8.3 We reserve the right to take such actions as may be appropriate to restrain or prevent infringement of our intellectual property rights.
8.4 Any licence granted shall be automatically revoked if you breach any of these terms and conditions or if the Contract is cancelled in accordance with clauses 7, 8 or 9.
8.5 The licence will apply only to the final design and will not extend to any draft concepts, images, designs or other material viewed by you. These cannot be used without our express permission.
8.6 We will issue designs in our standard, non-editable format only. If you require CAD or other information which could be manipulated by others, please inform us in advance. We will only issue these at our sole discretion and subject to the acceptance of our Professional Indemnity insurers and this will be chargeable (typically at the remaining fee for the total project phase).

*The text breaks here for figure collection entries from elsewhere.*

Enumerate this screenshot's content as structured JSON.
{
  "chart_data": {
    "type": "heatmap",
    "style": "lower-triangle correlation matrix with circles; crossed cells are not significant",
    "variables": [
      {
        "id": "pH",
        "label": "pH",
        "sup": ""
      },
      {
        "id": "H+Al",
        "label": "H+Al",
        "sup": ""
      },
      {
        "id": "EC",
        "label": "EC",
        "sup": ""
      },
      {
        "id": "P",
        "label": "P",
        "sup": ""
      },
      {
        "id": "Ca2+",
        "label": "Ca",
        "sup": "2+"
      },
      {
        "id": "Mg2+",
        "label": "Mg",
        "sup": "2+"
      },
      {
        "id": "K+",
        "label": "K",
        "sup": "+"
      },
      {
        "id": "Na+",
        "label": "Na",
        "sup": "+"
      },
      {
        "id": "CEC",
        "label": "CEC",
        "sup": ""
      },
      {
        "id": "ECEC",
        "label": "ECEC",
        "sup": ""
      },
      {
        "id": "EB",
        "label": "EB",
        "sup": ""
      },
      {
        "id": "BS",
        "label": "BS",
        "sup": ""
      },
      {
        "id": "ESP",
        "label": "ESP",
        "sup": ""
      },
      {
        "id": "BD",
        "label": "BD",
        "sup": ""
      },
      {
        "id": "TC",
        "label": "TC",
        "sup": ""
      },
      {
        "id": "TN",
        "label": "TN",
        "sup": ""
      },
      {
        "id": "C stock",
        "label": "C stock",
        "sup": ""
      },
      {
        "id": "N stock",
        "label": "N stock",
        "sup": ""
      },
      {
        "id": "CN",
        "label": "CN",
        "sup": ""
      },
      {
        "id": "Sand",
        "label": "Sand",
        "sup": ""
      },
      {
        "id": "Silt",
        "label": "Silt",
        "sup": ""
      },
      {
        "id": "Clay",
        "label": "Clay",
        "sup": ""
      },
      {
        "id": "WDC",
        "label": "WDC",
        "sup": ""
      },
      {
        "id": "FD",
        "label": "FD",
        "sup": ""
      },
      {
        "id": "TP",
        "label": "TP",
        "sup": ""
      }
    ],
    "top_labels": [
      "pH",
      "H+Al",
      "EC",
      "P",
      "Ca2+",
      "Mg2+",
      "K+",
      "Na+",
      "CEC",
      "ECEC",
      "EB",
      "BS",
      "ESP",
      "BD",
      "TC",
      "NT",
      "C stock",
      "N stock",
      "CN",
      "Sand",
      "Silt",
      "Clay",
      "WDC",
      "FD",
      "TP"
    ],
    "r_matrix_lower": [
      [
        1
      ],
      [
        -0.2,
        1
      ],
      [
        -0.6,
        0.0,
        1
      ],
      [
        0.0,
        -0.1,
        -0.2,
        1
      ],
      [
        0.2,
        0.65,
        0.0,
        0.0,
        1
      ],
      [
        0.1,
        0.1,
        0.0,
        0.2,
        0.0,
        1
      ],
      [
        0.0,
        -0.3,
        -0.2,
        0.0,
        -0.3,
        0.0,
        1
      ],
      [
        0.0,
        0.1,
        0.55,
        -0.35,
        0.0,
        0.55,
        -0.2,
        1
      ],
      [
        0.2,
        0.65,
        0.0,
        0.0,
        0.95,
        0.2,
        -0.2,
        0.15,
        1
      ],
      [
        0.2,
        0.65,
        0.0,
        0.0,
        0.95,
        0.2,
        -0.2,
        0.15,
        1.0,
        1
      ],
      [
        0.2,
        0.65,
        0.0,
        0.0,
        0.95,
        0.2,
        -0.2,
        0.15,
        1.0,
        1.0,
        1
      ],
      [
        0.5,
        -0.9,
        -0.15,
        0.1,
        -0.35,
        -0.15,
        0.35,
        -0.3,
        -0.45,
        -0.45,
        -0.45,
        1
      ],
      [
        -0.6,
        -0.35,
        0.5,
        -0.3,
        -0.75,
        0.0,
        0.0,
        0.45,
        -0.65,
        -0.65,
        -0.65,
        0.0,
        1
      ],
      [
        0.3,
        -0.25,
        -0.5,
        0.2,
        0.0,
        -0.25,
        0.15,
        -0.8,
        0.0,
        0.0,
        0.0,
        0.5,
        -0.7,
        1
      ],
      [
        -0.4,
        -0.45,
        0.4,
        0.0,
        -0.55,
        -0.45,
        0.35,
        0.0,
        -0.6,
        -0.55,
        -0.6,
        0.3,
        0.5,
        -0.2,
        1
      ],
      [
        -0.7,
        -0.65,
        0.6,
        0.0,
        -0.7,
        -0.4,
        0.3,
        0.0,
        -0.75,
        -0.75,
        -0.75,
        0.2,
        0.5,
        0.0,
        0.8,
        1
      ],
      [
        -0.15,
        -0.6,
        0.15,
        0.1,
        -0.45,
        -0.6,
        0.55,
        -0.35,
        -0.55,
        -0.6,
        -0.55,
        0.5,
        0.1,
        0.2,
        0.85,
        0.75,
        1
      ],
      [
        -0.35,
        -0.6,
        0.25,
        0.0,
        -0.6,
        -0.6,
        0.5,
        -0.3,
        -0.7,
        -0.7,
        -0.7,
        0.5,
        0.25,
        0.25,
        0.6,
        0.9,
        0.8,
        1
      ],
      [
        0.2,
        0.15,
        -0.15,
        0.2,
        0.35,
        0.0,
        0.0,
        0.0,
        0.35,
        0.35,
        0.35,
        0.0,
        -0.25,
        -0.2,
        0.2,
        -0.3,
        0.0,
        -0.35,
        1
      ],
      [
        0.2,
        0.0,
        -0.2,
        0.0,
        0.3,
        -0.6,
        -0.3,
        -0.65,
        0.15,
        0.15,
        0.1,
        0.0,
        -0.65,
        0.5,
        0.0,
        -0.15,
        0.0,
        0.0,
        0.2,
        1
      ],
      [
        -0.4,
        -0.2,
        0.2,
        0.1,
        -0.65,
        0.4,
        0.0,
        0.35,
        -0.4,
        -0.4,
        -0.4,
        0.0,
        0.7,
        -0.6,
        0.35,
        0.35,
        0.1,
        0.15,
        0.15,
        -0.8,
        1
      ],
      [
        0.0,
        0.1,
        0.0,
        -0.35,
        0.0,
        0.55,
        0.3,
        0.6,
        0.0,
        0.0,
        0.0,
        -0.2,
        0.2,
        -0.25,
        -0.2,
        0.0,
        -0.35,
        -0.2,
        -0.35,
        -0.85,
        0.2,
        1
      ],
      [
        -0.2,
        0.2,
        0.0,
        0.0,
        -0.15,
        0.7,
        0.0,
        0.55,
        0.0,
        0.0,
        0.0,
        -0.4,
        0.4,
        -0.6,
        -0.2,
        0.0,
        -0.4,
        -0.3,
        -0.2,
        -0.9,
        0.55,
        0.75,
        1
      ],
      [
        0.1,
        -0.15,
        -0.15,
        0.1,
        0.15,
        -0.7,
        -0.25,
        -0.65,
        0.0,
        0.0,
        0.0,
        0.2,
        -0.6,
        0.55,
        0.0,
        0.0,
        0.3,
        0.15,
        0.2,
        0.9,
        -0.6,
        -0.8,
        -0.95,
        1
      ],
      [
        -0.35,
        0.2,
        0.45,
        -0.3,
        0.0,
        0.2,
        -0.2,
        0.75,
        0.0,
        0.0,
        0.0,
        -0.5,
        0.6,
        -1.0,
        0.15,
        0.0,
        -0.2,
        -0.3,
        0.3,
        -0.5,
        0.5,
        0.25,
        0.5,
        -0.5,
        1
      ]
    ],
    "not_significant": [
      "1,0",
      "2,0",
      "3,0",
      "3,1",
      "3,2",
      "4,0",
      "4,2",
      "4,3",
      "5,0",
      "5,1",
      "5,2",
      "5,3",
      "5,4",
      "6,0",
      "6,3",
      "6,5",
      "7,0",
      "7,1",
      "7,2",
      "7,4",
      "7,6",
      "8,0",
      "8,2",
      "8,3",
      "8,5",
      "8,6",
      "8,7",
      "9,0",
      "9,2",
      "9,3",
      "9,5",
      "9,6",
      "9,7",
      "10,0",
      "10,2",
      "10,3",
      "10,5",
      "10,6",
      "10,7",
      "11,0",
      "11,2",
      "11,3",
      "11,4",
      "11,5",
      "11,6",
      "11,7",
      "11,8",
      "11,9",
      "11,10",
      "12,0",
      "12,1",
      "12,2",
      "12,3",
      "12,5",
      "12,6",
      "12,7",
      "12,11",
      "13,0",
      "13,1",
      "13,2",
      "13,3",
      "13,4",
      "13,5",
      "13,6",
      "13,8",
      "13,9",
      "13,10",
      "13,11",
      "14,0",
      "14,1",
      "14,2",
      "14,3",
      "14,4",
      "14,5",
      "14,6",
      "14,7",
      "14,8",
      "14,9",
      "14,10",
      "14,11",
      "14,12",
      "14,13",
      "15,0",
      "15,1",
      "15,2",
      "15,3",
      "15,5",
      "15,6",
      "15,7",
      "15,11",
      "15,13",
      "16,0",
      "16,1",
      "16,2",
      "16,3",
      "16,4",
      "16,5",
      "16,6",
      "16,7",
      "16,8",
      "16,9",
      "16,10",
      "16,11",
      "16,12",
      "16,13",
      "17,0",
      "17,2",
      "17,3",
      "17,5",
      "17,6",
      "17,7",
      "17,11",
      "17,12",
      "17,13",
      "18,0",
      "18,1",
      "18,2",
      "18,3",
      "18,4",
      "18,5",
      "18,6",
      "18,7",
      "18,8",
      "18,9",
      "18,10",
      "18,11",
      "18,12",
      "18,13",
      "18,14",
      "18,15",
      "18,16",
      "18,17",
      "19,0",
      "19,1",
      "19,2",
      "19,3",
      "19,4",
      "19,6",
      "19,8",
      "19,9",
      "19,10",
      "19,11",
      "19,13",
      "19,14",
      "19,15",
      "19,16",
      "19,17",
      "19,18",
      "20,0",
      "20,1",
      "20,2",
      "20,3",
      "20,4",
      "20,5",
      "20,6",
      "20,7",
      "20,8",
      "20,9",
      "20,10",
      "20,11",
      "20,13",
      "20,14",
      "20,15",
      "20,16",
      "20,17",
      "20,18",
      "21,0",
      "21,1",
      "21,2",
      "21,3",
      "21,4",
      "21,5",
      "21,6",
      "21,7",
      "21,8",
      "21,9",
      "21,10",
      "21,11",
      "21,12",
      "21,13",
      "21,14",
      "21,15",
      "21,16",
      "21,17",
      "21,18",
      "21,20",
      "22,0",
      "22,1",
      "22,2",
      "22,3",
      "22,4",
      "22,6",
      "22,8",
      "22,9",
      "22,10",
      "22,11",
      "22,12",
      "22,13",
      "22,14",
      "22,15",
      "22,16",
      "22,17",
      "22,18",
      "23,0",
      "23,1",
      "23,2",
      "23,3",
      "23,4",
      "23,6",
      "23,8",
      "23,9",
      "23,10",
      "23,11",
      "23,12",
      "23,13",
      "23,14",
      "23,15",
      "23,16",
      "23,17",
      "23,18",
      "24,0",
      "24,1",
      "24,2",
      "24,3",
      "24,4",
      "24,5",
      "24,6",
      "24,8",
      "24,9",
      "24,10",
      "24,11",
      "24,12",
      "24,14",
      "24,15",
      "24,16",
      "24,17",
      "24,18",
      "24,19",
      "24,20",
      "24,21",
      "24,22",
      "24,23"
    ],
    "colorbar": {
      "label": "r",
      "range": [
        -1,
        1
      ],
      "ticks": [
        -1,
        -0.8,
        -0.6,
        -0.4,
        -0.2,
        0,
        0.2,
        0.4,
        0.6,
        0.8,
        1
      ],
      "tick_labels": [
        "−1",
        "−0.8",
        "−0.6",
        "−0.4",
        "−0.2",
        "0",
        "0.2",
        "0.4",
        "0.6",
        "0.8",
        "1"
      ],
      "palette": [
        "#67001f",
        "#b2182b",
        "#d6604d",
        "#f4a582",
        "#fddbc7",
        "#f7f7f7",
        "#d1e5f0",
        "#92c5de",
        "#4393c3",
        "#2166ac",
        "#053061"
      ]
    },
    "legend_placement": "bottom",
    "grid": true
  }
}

8.7 You warrant that any document given to us will not cause us to infringe the intellectual property or other legal rights of any third party.
8.8 We reserve the right to use any design created by us and take photographs of the property for our own promotional purposes. Please advise us when accepting our Proposal if you do not agree to this.
9. Events Outside of Our Control (Force Majeure): We will not be liable for any failure or delay in performing our obligations where that failure or delay results from any cause that is beyond our reasonable control. Such causes include, but are not limited to: power failure, internet service provider failure, industrial action, civil unrest, fire, flood, storms, earthquakes, acts of terrorism or war, governmental action, epidemic or other natural disaster, or any other event that is beyond our control.
10. Other Important Terms
10.1 We may transfer (assign) our obligations and rights under these Terms and Conditions (and under the Contract, as applicable) to a third party (this may happen, for example, if we sell our business). If this occurs you will be informed by us in writing. Your rights under these Terms and Conditions will not be affected and our obligations under these Terms will be transferred to the third party who will remain bound by them.
10.2 You may not transfer (assign) your obligations and rights under these Terms and Conditions (and under the Contract, as applicable) without our express written permission.
10.3 The Contract is between you and us. It is not intended to benefit any other person or third party in any way and no such person or party will be entitled to enforce any provision of these Terms and Conditions.
10.4 If any of the provisions of these Terms and Conditions are found to be unlawful, invalid or otherwise unenforceable by any court or other authority, that/those provision(s) will be deemed severed from the remainder of these Terms and Conditions and the remainder will be valid and enforceable.
10.5 No failure or delay by us in exercising any of our rights under these Terms and Conditions means that we have waived that right, and no waiver by us of a breach of any provision of these Terms and Conditions means that we will waive any subsequent breach of the same or any other provision.
11. Governing Law and Jurisdiction
11.1 These Terms and Conditions (and the Contract), including any non-contractual matters and obligations arising from them or associated with them, will be governed by, and construed in accordance with, the laws of the state of California (notwithstanding the state’s conflict of laws provisions). All legal and equitable actions shall be submitted to the exclusive jurisdiction and venue of the State and Federal Courts situated in the State of California.